Menurut cerita rakyat dari mulut kemulut yang terdapat juga pada kitab babad pati dan kitab babad lainnya dua pusaka itu merupakan Lambang kekkuasaaan dan kekuatan yang juga merupakan simbol kesatuan dan persatuan.

Barang siapa yang memiliki dua pusaka tersebut, akan mampu menguasai dan berkuasa memerintah di Pulau Jawa. Adapun yang memiliki dua pusaka tersebut adalah Raden Sukmaya Penggede Majasemi andalan Kadipaten Carangsoka.

Menjelang akhir abad ke 13 sekitar tahun 1290 Masehi di Pulau Jawa fakum penguasa pemerintahan yang berwibawa. Kerajaan Pajajaran mulai runtuh, Kerajaan Singosari surut, sedang kerajaan Majapahit belum berdiri.

Dipantai utara Jawa Tengah sekitar Gunung Muria bagian timur muncul penguasa lokal yang mengangkat dirinya sebagai Adipati, wilayah kekuasaannya disebut Kadipaten.
Ada dua pusaka lokal diwilayah itu, yaitu :
  1. Penguasa Kadipaten Paranggaruda, Adipatinya bernama Yudhapati. Wilayah kekuasaannya meliputi sungai Juwana keselatan, sampai Pegunungan Gamping utara berbatasan dengan wilayah Kabupaten Grobogan. Mempunyai seorang putra bernama bernama Raden Jasari.
  2. Penguasa Kadipaten Carangsoka, Adipatinya bernama Puspa Andungjaya, wilayah kekuasaannya meliputi semua Sungai Juwana sampai pantai utara Jawa Tengah bagian Timur. Adipati Carangsoka mempunyai seorang putri bernama Rara Rayung Wulan.
Kedua Kadipaten tersebut hidup rukun dan damai, saling menghormati dan saling menghargai. Untuk melestarikan kerukunan dan memperkuat tali persaudaraan itu kedua Adipati tersebut bersepakat untuk mengawinkan putra dan putrinya itu. Utusan Adipati Paranggaruda untuk meminang Rara Rayungwulan telah diterima. Namun calon mempelai putri minta bebana agar pada saat pahargyan bojawiwaha daup (resepsi) dimeriahkan dengan pegelaran wayang dengan dalang kondang yang bernama Sapanyana.

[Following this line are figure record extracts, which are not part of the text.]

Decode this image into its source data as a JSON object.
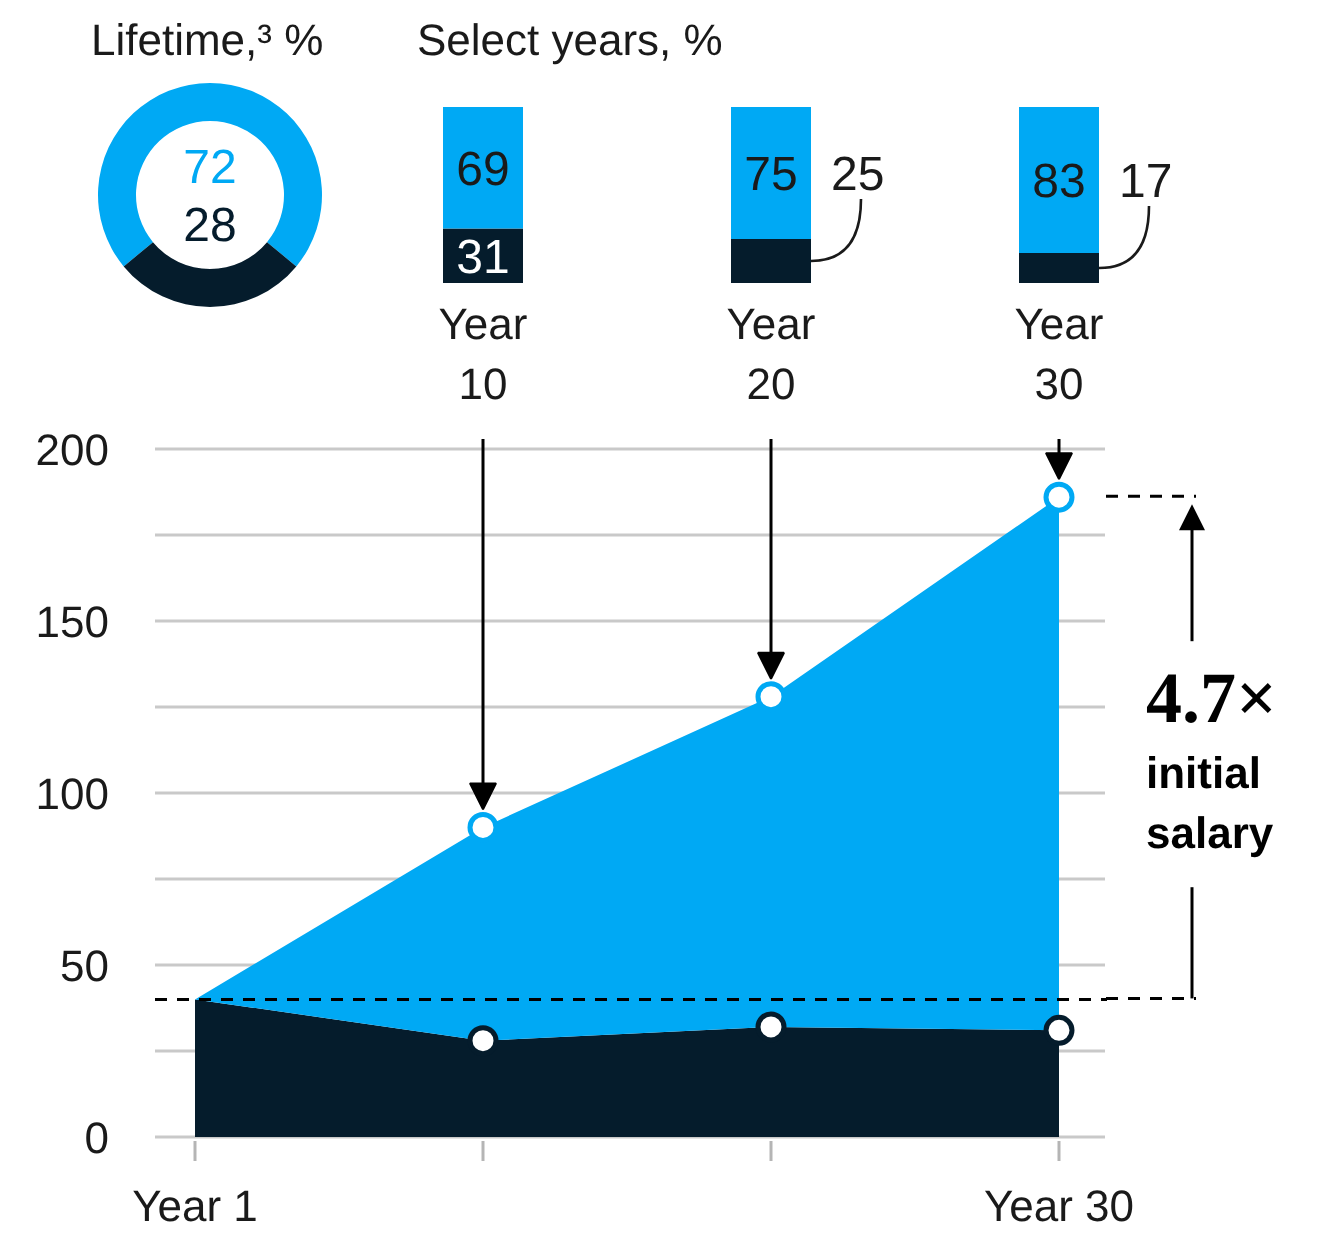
{
  "chart_data": [
    {
      "type": "donut",
      "title": "Lifetime,³ %",
      "categories": [
        null,
        null
      ],
      "values": [
        72,
        28
      ],
      "colors": [
        "#00a9f4",
        "#051c2c"
      ],
      "data_labels": true
    },
    {
      "type": "bar",
      "title": "Select years, %",
      "categories": [
        "Year 10",
        "Year 20",
        "Year 30"
      ],
      "stacked": true,
      "series": [
        {
          "color": "#051c2c",
          "values": [
            31,
            25,
            17
          ]
        },
        {
          "color": "#00a9f4",
          "values": [
            69,
            75,
            83
          ]
        }
      ],
      "data_labels": true
    },
    {
      "type": "area",
      "stacked": true,
      "categories": [
        "Year 1",
        null,
        null,
        "Year 30"
      ],
      "series": [
        {
          "color": "#051c2c",
          "values": [
            40,
            28,
            32,
            31
          ]
        },
        {
          "color": "#00a9f4",
          "values": [
            0,
            62,
            96,
            155
          ]
        },
        {
          "type": "scatter",
          "color": "#00a9f4",
          "marker": "circle",
          "values": [
            null,
            90,
            128,
            186
          ]
        },
        {
          "type": "scatter",
          "color": "#051c2c",
          "marker": "circle",
          "values": [
            null,
            28,
            32,
            31
          ]
        }
      ],
      "ylim": [
        0,
        200
      ],
      "yticks": [
        0,
        {
          "value": 25,
          "label": null
        },
        50,
        {
          "value": 75,
          "label": null
        },
        100,
        {
          "value": 125,
          "label": null
        },
        150,
        {
          "value": 175,
          "label": null
        },
        200
      ],
      "grid": "y",
      "ref_lines": [
        {
          "axis": "y",
          "value": 40,
          "color": "#000000",
          "line_style": "dashed"
        }
      ],
      "annotations": [
        "4.7×",
        "initial salary"
      ]
    }
  ]
}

Untuk memenuhi bebana itu, Adipati Paranggaruda menugaskan penggede kemaguhan yang bernama Yuyurumpung agul-agul Paranggaruda. Sebelum melaksanakan tugasnya, lebih dulu Yuyurumpung berniat melumpuhkan kewibawaan Kadipaten Carangsoka dengan cara menguasai dua pusaka milik Sukmayanadi Majasemi. Dengan bantuan Sondong Majeruk kedua pusaka itu dapat dicurinya. Namun sebelum dua pusaka itu diserahkan kepada Yuyurumpung, dapat direbut kembali oleh Sondong Makerti dari Wedari, bahkan Sondong Majemuk tewas dalam perkelahian dengan Sondong Makerti dan pusaka itu diserahkan kembali kepada Raden Sukmayana.

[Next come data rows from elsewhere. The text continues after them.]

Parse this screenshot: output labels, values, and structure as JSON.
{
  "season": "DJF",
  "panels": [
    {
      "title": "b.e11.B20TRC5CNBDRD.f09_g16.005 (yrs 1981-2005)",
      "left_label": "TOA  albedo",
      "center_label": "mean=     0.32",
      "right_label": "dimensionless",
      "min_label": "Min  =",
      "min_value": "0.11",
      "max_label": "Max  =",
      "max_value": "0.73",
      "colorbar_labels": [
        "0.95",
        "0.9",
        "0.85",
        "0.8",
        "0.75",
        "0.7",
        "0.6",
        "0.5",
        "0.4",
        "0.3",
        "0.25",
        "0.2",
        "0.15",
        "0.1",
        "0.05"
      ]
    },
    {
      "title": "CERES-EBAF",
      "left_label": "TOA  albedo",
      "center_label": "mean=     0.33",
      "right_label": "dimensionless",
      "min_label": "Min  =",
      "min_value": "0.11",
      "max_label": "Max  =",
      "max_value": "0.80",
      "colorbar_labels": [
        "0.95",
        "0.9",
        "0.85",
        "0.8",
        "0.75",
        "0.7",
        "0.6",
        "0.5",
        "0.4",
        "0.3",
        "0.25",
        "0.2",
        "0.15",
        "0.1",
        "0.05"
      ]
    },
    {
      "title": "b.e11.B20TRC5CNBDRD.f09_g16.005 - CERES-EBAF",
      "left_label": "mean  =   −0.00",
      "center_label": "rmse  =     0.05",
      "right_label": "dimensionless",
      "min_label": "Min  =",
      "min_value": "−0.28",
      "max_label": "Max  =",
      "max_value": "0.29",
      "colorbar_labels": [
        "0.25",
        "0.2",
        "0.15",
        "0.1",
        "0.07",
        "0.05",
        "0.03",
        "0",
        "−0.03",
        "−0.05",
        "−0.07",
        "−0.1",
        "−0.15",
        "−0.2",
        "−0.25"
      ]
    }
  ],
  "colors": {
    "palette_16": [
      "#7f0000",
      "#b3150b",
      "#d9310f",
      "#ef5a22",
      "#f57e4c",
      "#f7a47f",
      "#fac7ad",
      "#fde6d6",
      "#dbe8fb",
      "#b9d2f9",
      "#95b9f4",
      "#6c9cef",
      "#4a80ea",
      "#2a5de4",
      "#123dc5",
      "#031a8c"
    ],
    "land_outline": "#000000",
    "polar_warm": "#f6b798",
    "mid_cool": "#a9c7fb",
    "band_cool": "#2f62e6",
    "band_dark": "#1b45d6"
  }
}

Usaha Yuyurumpung untuk menguasai dan memiliki dua pusaka itu gagal. Walaupun demikian Yuyurumpung tetap melanjutkan tugasnya untuk mencari Dalang Sapanyana agar perkawinan putra Adipati Paranggaruda tidak mengalami kegagalan.

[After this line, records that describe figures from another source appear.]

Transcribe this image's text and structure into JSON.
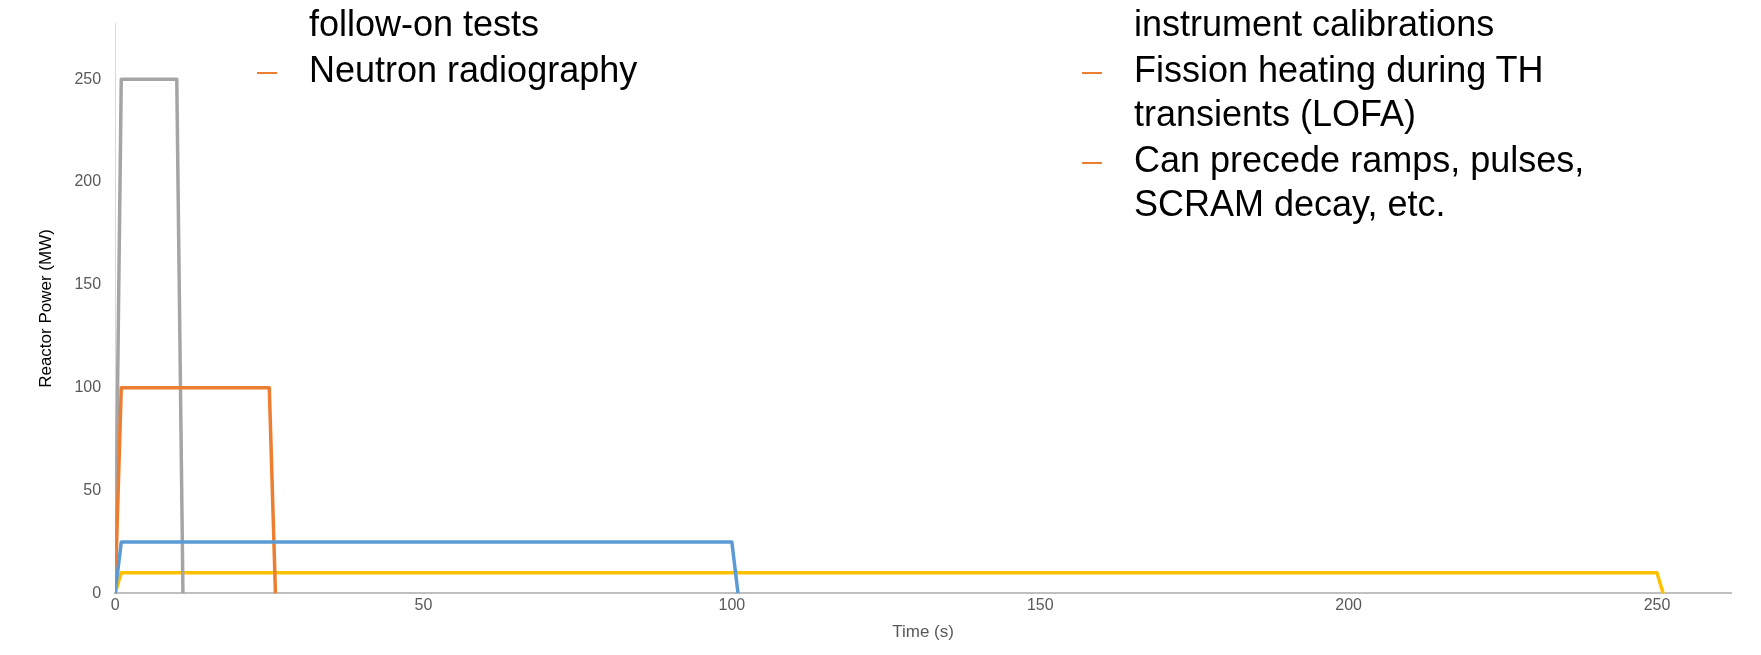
{
  "chart_data": {
    "type": "line",
    "xlabel": "Time (s)",
    "ylabel": "Reactor Power (MW)",
    "xlim": [
      0,
      262
    ],
    "xticks": [
      0,
      50,
      100,
      150,
      200,
      250
    ],
    "ylim": [
      0,
      277
    ],
    "yticks": [
      0,
      50,
      100,
      150,
      200,
      250
    ],
    "grid": false,
    "legend": false,
    "marker": "none",
    "line_style": "solid",
    "series": [
      {
        "color": "#5b9bd5",
        "x": [
          0,
          1,
          100,
          101
        ],
        "values": [
          0,
          25,
          25,
          0
        ]
      },
      {
        "color": "#ed7d31",
        "x": [
          0,
          1,
          25,
          26
        ],
        "values": [
          0,
          100,
          100,
          0
        ]
      },
      {
        "color": "#a5a5a5",
        "x": [
          0,
          1,
          10,
          11
        ],
        "values": [
          0,
          250,
          250,
          0
        ]
      },
      {
        "color": "#ffc000",
        "x": [
          0,
          1,
          250,
          251
        ],
        "values": [
          0,
          10,
          10,
          0
        ]
      }
    ],
    "annotations": [
      "follow-on tests",
      "Neutron radiography",
      "instrument calibrations",
      "Fission heating during TH transients (LOFA)",
      "Can precede ramps, pulses, SCRAM decay, etc."
    ]
  }
}
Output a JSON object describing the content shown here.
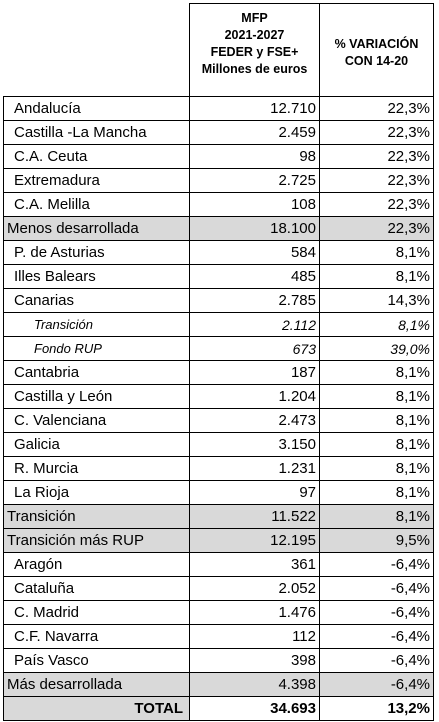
{
  "header": {
    "col2_lines": [
      "MFP",
      "2021-2027",
      "FEDER y FSE+",
      "Millones de euros"
    ],
    "col3_lines": [
      "% VARIACIÓN",
      "CON 14-20"
    ]
  },
  "rows": [
    {
      "name": "Andalucía",
      "value": "12.710",
      "pct": "22,3%",
      "kind": "region"
    },
    {
      "name": "Castilla -La Mancha",
      "value": "2.459",
      "pct": "22,3%",
      "kind": "region"
    },
    {
      "name": "C.A. Ceuta",
      "value": "98",
      "pct": "22,3%",
      "kind": "region"
    },
    {
      "name": "Extremadura",
      "value": "2.725",
      "pct": "22,3%",
      "kind": "region"
    },
    {
      "name": "C.A. Melilla",
      "value": "108",
      "pct": "22,3%",
      "kind": "region"
    },
    {
      "name": "Menos desarrollada",
      "value": "18.100",
      "pct": "22,3%",
      "kind": "group"
    },
    {
      "name": "P. de Asturias",
      "value": "584",
      "pct": "8,1%",
      "kind": "region"
    },
    {
      "name": "Illes Balears",
      "value": "485",
      "pct": "8,1%",
      "kind": "region"
    },
    {
      "name": "Canarias",
      "value": "2.785",
      "pct": "14,3%",
      "kind": "region"
    },
    {
      "name": "Transición",
      "value": "2.112",
      "pct": "8,1%",
      "kind": "sub",
      "dotted": true
    },
    {
      "name": "Fondo RUP",
      "value": "673",
      "pct": "39,0%",
      "kind": "sub",
      "dotted": true
    },
    {
      "name": "Cantabria",
      "value": "187",
      "pct": "8,1%",
      "kind": "region",
      "dotted": true
    },
    {
      "name": "Castilla y León",
      "value": "1.204",
      "pct": "8,1%",
      "kind": "region"
    },
    {
      "name": "C. Valenciana",
      "value": "2.473",
      "pct": "8,1%",
      "kind": "region"
    },
    {
      "name": "Galicia",
      "value": "3.150",
      "pct": "8,1%",
      "kind": "region"
    },
    {
      "name": "R. Murcia",
      "value": "1.231",
      "pct": "8,1%",
      "kind": "region"
    },
    {
      "name": "La Rioja",
      "value": "97",
      "pct": "8,1%",
      "kind": "region"
    },
    {
      "name": "Transición",
      "value": "11.522",
      "pct": "8,1%",
      "kind": "group"
    },
    {
      "name": "Transición más RUP",
      "value": "12.195",
      "pct": "9,5%",
      "kind": "group"
    },
    {
      "name": "Aragón",
      "value": "361",
      "pct": "-6,4%",
      "kind": "region"
    },
    {
      "name": "Cataluña",
      "value": "2.052",
      "pct": "-6,4%",
      "kind": "region"
    },
    {
      "name": "C. Madrid",
      "value": "1.476",
      "pct": "-6,4%",
      "kind": "region"
    },
    {
      "name": "C.F. Navarra",
      "value": "112",
      "pct": "-6,4%",
      "kind": "region"
    },
    {
      "name": "País Vasco",
      "value": "398",
      "pct": "-6,4%",
      "kind": "region"
    },
    {
      "name": "Más desarrollada",
      "value": "4.398",
      "pct": "-6,4%",
      "kind": "group"
    }
  ],
  "total": {
    "label": "TOTAL",
    "value": "34.693",
    "pct": "13,2%"
  }
}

Pada malam pahargyan bojana wiwaha (resepsi) perkawinan dapat diselenggarakan di Kadipaten Carangsoka dengan pergelaran wayang oleh ki Dalang Sapayana. Diluar dugaan pahargyanbaru saja dimulai, tiba-tiba mempelai putri meninggalkan kursi pelaminan menuju kepanggung dan seterusnya meliran diri bersama Dalang Sapayana.

Parangya perkawinan antara Raden Jasari dan Rara Rayungwulan gagal total. Adipati Yudapati merasa dipermalukan. Emosinya tak dapat dikendalikan lagi, sekaligus menyatakan permusuhan terhadap Adipati Carangsoka dan peperangan tak dapat dielakan. Raden Sukmaya dari Kadipaten Carangsokamemimpin prajurit Carangsoka, mengalami luka parah dan kemudian wafat. Raden Kembangjaya (Adik ipar Raden Sukmayana) meneruskan peperangan dengan dibantu oleh Dalang Sapanyana dan menggunakan kedua pusaka itu sehingga dapat menghancurkan prajurit Paranggaruda. Adipati Paranggaruda, Yudhapati gugur dalam palagan membela kehormatan dan gengsinya.

Oleh Adipati Carangsoka, karena jasanya Raden Kembangjaya dikawinkan dengan Rara Rayungwulan, kemudian diangkat menjadi pengganti Carangsoka, sedangkan Dalang Sapayana diangkat menjadi patihnya dengan nama Singasari.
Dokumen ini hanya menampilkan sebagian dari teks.